Giuseppe è il fidanzato di Maria: «Per gli ebrei il fidanzamento era un vero e proprio legame giuridico, che preparava a ciò che sarebbe accaduto circa un anno dopo, cioè la celebrazione del matrimonio. Era allora che la donna passava dalla custodia del padre a quella del marito, trasferendosi in casa con lui e rendendosi disponibile al dono della maternità», sottolinea il Papa. E, quando Giuseppe scopre la gravidanza di Maria, secondo la legge, ha due possibilità: portarla davanti a un tribunale e ripudiarla davanti a tutti oppure ripudiarla in segreto in modo da non metterne in pericolo la vita. Giuseppe, che è un uomo «giusto» (zaddiq), così lo definisce Matteo, «un uomo che vive della Legge del Signore, che da essa trae ispirazione in ogni occasione della sua vita», agisce «ponderatamente: non si lascia sopraffare da sentimenti istintivi e dal timore di accogliere con sé Maria, ma preferisce farsi guidare dalla sapienza divina. Sceglie di separarsi da Maria senza clamori, privatamente. E questa è la saggezza di Giuseppe che gli permette di non sbagliarsi e di rendersi aperto e docile alla voce del Signore». Giuseppe di Nazareth richiama un altro Giuseppe, il figlio di Giacobbe, «soprannominato “signore dei sogni”, tanto amato dal padre e tanto odiato dai fratelli, che Dio innalzò facendolo sedere alla corte del Faraone». Anche lo sposo di Maria sogna: «Sogna il miracolo che Dio compie nella vita di Maria, e anche il miracolo che compie nella sua stessa vita: assumere una paternità capace di custodire, di proteggere, di trasmettere un’eredità materiale e spirituale. Il grembo della sua sposa è gravido della promessa di Dio, promessa che porta un nome nel quale è data a tutti la certezza della salvezza».
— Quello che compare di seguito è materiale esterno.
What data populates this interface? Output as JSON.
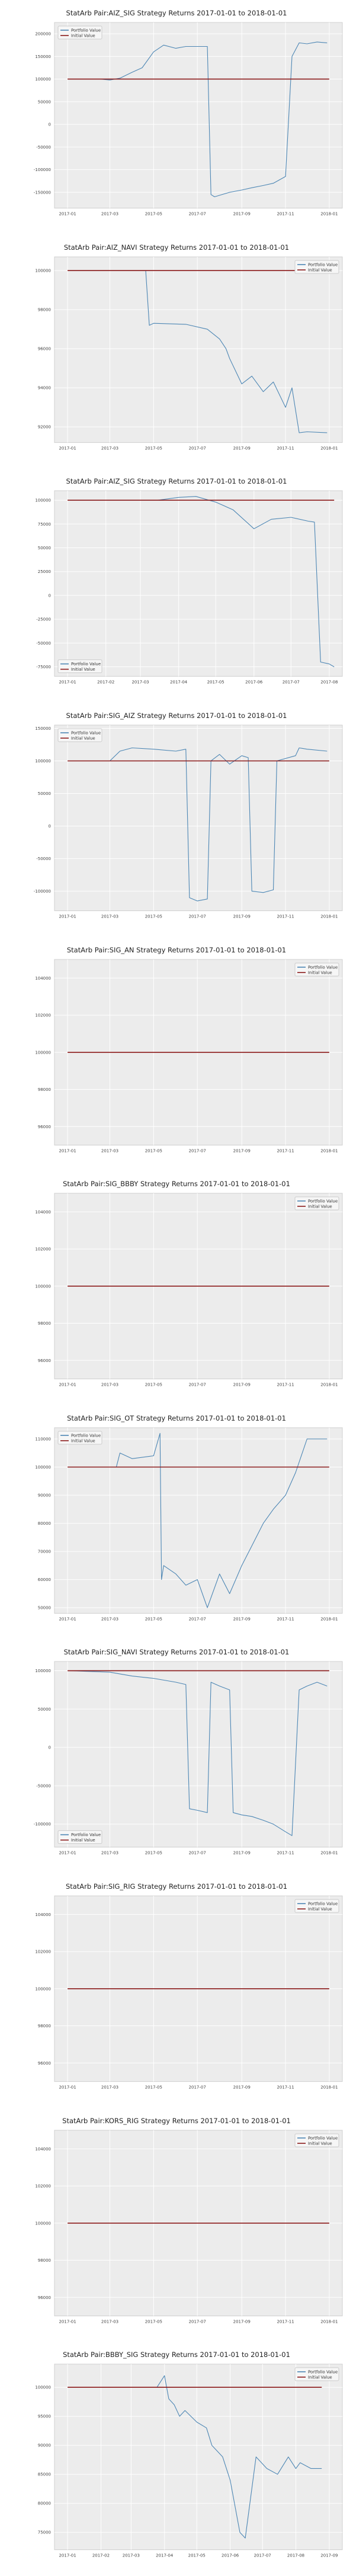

Nel sonno l’angelo dice a Giuseppe di non temere di prendere Maria in sposa, «infatti il bambino che è generato in lei viene dallo Spirito Santo; ella darà alla luce un figlio e tu lo chiamerai Gesù: egli infatti salverà il suo popolo dai suoi peccati». Di fronte a queste parole Giuseppe «si fida di Dio» ,non chiede altre prove, «accetta il sogno di Dio sulla sua vita e su quella della sua promessa sposa. Così entra nella grazia di chi sa vivere la promessa divina con fede, speranza e amore. Giuseppe, in tutto questo, non proferisce parola, ma crede, spera e ama. Non si esprime con “parole al vento”, ma con fatti concreti». Sul suo esempio Francesco invita tutti noi a non disperdere le parole: «Chiediamo anche noi al Signore la grazia di ascoltare più di quanto parliamo», conclude, «la grazia di sognare i sogni di Dio e di accogliere con responsabilità il Cristo che, dal momento del battesimo, vive e cresce nella nostra vita».